A De Tijger resident has told Eyewitness News about a water bill of more than R50,000 that she believes is a result of a faulty water management device.

Picture: Pixabay.com.

CAPE TOWN - The City of Cape Town says there are no problems with water management devices (WMD).

A De Tijger resident has told Eyewitness News about a water bill of more than R50,000 that she believes is a result of a faulty water management device.

Another resident in Gardens has complained about a bill of R650,000 due to the same problem.

The Director of Water and Sanitation at the City of Cape Town Peter Flower says about 650,000 accounts are billed every month and 33,000 water meters are read by city officials every day.

“In terms of these high bills being a result of errors in meters, that’s not true.
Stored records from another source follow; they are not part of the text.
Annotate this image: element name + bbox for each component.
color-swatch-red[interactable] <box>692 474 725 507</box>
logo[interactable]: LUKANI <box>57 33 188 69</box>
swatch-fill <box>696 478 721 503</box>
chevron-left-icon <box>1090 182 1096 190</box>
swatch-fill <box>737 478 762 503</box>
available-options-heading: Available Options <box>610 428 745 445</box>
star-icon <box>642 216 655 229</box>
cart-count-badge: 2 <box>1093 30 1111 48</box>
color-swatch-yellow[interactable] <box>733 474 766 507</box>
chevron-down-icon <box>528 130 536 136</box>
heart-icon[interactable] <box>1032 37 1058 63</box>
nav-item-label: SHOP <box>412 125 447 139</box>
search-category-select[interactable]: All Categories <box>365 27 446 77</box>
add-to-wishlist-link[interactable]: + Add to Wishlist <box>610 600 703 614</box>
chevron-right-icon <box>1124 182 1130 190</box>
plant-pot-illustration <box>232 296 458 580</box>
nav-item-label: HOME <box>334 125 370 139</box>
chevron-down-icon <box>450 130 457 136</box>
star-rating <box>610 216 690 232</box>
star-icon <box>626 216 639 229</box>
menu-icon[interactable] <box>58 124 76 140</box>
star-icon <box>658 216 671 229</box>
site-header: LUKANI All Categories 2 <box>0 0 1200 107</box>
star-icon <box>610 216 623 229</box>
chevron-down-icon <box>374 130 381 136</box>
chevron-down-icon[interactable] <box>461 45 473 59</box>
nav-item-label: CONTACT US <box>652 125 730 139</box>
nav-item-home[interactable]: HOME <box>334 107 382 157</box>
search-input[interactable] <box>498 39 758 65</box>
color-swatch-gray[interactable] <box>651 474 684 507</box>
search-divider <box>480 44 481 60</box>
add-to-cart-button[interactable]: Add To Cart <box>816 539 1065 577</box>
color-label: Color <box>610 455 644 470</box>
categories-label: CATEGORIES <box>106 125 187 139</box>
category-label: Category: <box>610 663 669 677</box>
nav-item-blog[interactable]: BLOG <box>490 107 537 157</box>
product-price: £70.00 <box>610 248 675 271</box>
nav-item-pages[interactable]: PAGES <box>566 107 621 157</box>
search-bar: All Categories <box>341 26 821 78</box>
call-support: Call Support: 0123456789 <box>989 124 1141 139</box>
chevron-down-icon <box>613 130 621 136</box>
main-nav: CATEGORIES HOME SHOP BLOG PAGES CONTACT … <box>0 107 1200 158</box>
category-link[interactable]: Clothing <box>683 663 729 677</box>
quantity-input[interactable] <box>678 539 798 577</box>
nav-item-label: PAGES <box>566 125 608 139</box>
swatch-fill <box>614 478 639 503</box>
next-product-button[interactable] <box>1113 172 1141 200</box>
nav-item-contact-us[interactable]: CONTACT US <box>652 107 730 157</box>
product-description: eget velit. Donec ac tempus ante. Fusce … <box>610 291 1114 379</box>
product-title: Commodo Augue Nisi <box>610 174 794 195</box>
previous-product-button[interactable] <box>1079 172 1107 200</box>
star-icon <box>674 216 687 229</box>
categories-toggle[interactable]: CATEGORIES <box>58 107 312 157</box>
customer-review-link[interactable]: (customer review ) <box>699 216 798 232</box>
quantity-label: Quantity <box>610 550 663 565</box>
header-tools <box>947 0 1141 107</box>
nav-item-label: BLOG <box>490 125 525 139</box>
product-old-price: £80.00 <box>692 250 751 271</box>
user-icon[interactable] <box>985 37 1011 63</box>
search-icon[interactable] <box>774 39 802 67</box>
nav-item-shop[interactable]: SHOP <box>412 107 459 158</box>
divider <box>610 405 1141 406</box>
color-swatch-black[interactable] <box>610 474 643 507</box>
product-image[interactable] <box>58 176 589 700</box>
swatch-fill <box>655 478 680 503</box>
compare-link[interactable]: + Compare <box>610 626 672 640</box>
If it was the case, given that there are so many meters out there, we would have far more of these coming in.”

Flower says more people are now being alerted to undetected leaks on their properties due to the tariff increases leading to higher water bills.

He adds there are few cases of faulty water meters being to blame for hefty bills.

“In the past, if you had a leak it may have cost you R10,000 and now it’s going to cost you about R80,000. So, people are now willing to blame the meters. I’m not saying that aren't there are one or two cases where there may be problems, but not on a general basis.”

LISTEN: City of CT says undetected leaks the reason for high water bills, not meters

WATER RESTRICTIONS

With recent heavy rains pushing up Cape Town’s dam levels, many will be asking if it’s safe to start relaxing strict water curbs.

Level 6B water restrictions were put in place at the beginning of 2018 as the drought worsened.

But winter rains have brought some respite.

Eyewitness News took to the streets to find out what people think about the water restrictions.

This man says: “Maybe if they [dam levels] get to 60% now, they will relax it.”

“Yes, definitely. Even in the public toilets, they should open more taps,” says a woman.

Another man added his voice: “I believe it should be reviewed, based on the current percentages of the dams. It should, not completely taken away, but adjusted to the current situation.”

Meanwhile, Cape Town’s Deputy Mayor Ian Neilson says the city’s water projects are all on track despite recent delays at a temporary desalination plant in Monwabisi.

There are currently three temporary desalination plants supplementing the Mother City’s precarious water supplies.

Neilson says other groundwater projects are all up and running.

“As far as groundwater is concerned, Atlantis has been operating for around 12ml/day for a while. We’re currently busy with ramping that up. The projects on the Cape Flats are at various stages of progress.”